A further thought on MD5

Shows a typical cryptographic hash function (S...
Image via Wikipedia

The main use of MD5 – at least if my computer is any guide – is to check that a file you have downloaded from the internet or elsewhere is what it says it is.

In fact in this general use MD5 is not being used to encrypt anything – instead it produces a “message digest” – a 128 bit number that is a hash function of the supplied file. The problem with collisions in this case is that it means two different files could give the same hashed value (ie MD5 digest) and you could be left thinking you had the genuine file when you did not.

But that 128 bit hashed value plainly is not going to give you back the file – unlike CSI:Miami and everywhere where you see a “let’s enhance that” computer graphics gimmick, in the real world you cannot get more information out than you put in: so a 128 bit number will not magically transform into a 5 MB file even if you can reverse the hashing.

But that was not the issue with the Sun – they appeared to be using MD5 to hash a short password and in that case, at least in theory, being able to crack MD5 could give the original information back.


So, is the MD5 weakness a real world problem or not?

My last posting – made in a hurry while I was waiting for a large SCP transfer to complete – has generated more traffic than anything else in the last month: possibly because it was mildly topical and largely because it was retweeted by John Rentoul, one of the UK’s leading political commentators and all-round good egg.

Maybe I was being a bit naive with it – because I took what the New Scientist said the US Department of Homeland Security said about the MD5 hashing algorithm – in short, it is completely broken and should not be used – and LulzSec’s claim to have cracked the Sun’s MD5 based password system and drew what I thought was the obvious conclusion – that an MD5 crack was in some way related to LulzSec’s attack on the Sun’s website on last Monday night.

But at least one person who ought to know more about this than me – forensic investigator Jonathan Krause – has taken issue with it and indeed with the whole idea that MD5 is a major security risk:




I have to admit I find this all a bit puzzling, as the web is full of stories like “brute force algorithm can crack 1.5 million MD5 hashes per second” and so on, as well as even some sites that allow you to look up previously brute forced hashes. (Of course 1.5 million per second is not a lot in a key space of 2^{128}.)

Yet on the other hand I can also find no concrete example (the disputed LulzSec crack at the Sun excepted) where someone is claiming to have made a practical use of an MD5 crack.

Brokenness of MD5 leads to attack on “The Sun”

lulzsec and Anonymous magnets
Image by goblinbox (queen of ad hoc bento) via Flickr

News coverage in Britain has been dominated by “hackgate” for several weeks now, the interest only subsiding as the horrific nature of what happened in Norway on Friday became clear.

In the middle of all this the website of News International‘s leading daily, the Sun, was taken over by the “LulzSec” crackers – who spent several hours boasting over Twitter about how they were battling the Sun’s admins.

Human security is the weakest form of security – we have all worked in places were management expect you to share passwords, after all.
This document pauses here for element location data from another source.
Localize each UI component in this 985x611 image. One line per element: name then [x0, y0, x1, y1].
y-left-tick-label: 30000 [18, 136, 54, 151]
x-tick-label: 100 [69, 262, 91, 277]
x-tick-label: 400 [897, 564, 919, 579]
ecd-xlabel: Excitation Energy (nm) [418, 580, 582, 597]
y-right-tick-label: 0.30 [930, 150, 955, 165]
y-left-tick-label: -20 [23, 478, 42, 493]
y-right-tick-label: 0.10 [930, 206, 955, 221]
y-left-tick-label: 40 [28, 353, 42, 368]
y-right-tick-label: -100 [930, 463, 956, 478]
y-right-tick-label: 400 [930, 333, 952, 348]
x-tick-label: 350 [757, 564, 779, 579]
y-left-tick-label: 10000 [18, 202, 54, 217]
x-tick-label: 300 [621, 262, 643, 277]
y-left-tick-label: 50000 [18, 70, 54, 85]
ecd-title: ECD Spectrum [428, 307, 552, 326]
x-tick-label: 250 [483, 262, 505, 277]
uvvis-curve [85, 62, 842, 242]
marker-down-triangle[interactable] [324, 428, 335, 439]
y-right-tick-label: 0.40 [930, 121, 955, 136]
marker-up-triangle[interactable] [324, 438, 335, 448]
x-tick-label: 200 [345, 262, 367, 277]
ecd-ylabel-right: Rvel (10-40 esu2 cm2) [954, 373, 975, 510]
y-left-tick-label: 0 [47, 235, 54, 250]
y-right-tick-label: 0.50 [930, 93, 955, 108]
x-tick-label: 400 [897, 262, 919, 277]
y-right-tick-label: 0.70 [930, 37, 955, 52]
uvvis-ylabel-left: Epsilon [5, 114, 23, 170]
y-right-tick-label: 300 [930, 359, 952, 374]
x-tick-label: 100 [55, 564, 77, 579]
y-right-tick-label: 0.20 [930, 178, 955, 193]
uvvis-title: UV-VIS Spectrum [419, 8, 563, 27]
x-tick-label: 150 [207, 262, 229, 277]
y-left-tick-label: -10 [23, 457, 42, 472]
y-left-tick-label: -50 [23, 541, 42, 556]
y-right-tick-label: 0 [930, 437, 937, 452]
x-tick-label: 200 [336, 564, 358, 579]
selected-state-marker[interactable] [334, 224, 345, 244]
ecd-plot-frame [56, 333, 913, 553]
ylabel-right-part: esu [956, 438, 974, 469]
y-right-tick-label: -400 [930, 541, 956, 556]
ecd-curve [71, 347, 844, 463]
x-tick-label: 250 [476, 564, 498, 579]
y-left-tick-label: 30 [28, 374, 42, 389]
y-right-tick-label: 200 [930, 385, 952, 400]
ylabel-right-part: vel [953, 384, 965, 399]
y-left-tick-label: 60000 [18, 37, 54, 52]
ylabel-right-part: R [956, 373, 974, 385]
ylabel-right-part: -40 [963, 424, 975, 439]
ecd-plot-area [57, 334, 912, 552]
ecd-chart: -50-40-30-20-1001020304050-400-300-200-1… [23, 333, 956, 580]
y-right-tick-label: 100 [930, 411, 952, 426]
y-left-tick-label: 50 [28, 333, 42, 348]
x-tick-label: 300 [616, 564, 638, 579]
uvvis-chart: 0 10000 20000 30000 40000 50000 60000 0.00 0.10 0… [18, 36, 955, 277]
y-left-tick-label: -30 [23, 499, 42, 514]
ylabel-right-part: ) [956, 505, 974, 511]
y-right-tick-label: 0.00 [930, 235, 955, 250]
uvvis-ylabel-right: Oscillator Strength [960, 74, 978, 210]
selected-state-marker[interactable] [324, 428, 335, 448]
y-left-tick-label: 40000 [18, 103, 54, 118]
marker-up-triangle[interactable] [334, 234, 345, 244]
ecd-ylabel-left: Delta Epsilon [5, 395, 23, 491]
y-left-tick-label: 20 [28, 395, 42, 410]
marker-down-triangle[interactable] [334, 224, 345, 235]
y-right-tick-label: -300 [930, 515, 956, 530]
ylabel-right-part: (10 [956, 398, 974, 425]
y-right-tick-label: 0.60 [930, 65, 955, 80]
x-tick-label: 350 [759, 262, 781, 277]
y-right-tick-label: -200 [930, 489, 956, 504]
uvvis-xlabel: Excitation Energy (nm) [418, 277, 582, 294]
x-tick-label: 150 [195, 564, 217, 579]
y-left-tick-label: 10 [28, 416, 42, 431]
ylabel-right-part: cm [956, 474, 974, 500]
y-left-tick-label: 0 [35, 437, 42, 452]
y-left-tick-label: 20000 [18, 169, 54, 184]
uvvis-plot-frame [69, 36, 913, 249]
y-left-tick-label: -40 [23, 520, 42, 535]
But it seems that one of the issues here was technical, according to the latest issue of New Scientist.

Various passwords at NI were hashed with the MD5 algorithm, which is thoroughly broken: something which is pretty worrying when a locate md5 command throws up 2928 references.

What makes it worse is that the breakage has apparently been known since 1996. (From what I can gather the issue is that the hashed code can have duplicates ie two different inputs can give the same output – meaning it is possible to create an MD5 hash that matches the expected code but which does not indicate that the supplier of the MD5 hash is genuine.)

Update: (And with thanks to John Rentoul for spotting the spelling mistake). It has been said to me that “this explanation makes no sense whatsoever”. Well, I am merely commenting on  what others have reported – click on some of the links below – to make the point that a clearly very broken hash algorithm is in very widespread use. But there are many ways to pick up a password file that admins may have exposed and not worried about because they think it’s encrypted and so unbreakable. Perhaps that happened here? Back in the ‘olden days’ before the web crushed all internet competitors, FTP sites were very common and littered with password files. Perhaps the Sun has an FTP site (this venerable protocol still has some uses after all)?